Michaels hired him right after reading the first one, as he did in the movie, and the iconic Chase joke was used in the premiere episode.
Did Big Bird really hang in Jim Henson's dressing room?
Starring Nicholas Brown, Jim Henson is portrayed in the movie as fiercely defensive of his Muppets and complains to Michaels that not only did he not get a script, but one of his most cherished characters, Big Bird, was hung in his dressing room.
Although it didn't happen in the premiere episode, it's true that the writers hated bringing in material for Henson because of how protective he was of the Muppets and how much he argued about what they would or wouldn't say, Zweibel recalled. in Live from New York.
And although Big Bird was never specifically hung in Henson's room, Zwiebel said that head writer Michael O'Donoghue actually decapitated the character when they first met.

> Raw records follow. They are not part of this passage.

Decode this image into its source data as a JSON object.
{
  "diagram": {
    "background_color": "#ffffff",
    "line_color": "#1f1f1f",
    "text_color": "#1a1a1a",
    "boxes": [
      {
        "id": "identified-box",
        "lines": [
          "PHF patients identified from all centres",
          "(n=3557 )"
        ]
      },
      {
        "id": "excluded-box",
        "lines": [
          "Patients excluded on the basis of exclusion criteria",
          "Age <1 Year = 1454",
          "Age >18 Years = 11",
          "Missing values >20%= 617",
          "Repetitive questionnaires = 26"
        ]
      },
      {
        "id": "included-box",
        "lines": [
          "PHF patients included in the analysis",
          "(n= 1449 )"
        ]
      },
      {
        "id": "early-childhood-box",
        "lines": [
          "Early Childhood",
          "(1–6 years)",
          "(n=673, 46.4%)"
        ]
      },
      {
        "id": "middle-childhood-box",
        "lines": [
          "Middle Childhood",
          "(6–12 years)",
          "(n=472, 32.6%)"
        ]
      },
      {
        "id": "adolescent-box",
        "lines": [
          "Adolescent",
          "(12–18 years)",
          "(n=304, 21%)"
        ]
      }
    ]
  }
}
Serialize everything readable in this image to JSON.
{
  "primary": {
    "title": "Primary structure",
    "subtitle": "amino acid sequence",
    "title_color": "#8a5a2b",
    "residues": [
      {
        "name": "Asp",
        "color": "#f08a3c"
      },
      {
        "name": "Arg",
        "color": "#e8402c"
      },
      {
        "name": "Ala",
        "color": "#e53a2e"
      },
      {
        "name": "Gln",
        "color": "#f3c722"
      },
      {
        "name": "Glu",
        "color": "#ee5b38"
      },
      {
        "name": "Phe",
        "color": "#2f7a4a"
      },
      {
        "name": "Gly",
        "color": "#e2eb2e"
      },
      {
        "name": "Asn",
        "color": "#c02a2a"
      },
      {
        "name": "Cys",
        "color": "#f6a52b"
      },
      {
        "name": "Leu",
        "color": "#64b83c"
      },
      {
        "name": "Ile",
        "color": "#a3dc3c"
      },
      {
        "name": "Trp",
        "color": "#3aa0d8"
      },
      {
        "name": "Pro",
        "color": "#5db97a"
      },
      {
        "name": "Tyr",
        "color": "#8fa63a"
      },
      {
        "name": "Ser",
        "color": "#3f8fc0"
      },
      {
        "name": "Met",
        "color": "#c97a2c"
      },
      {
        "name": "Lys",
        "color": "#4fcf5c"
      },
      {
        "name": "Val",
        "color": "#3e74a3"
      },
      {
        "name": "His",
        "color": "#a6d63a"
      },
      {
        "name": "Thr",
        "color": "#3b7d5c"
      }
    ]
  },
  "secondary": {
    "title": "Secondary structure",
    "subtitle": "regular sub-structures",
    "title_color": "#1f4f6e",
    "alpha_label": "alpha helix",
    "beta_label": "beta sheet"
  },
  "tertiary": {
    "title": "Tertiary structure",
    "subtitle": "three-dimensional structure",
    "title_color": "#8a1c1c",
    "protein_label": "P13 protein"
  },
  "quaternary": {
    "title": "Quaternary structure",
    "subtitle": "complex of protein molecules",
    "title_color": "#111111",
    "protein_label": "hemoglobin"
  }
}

“He took the cord from Big Bird, a stuffed toy of Big Bird and Venetian blinds and wrapped the cord around Big Bird's neck,” he said. “He was beating Big Bird. And that's how we all felt about the Muppets.”
Was Lorne Michaels originally supposed to be the Weekend Update anchor instead of Chevy Chase?
Basically a circulation set of SNL In the most iconic sketch to date, Weekend Update, Michaels is awkward and not very funny in the movie as he rehearses it. At the last moment, he threw it to Chase, who famously executed it all season.
However, in real life, Michaels knew he was handing the bit to Chase ahead of time — even though he originally envisioned it with himself in the role.
“I did the equivalent of Weekend Update in Canada,” Michaels told Deadline in 2014. “But as we got closer to the air show, I started to realize that I didn't think I could be the kind of person who could cut other people up. I put my own in pieces.”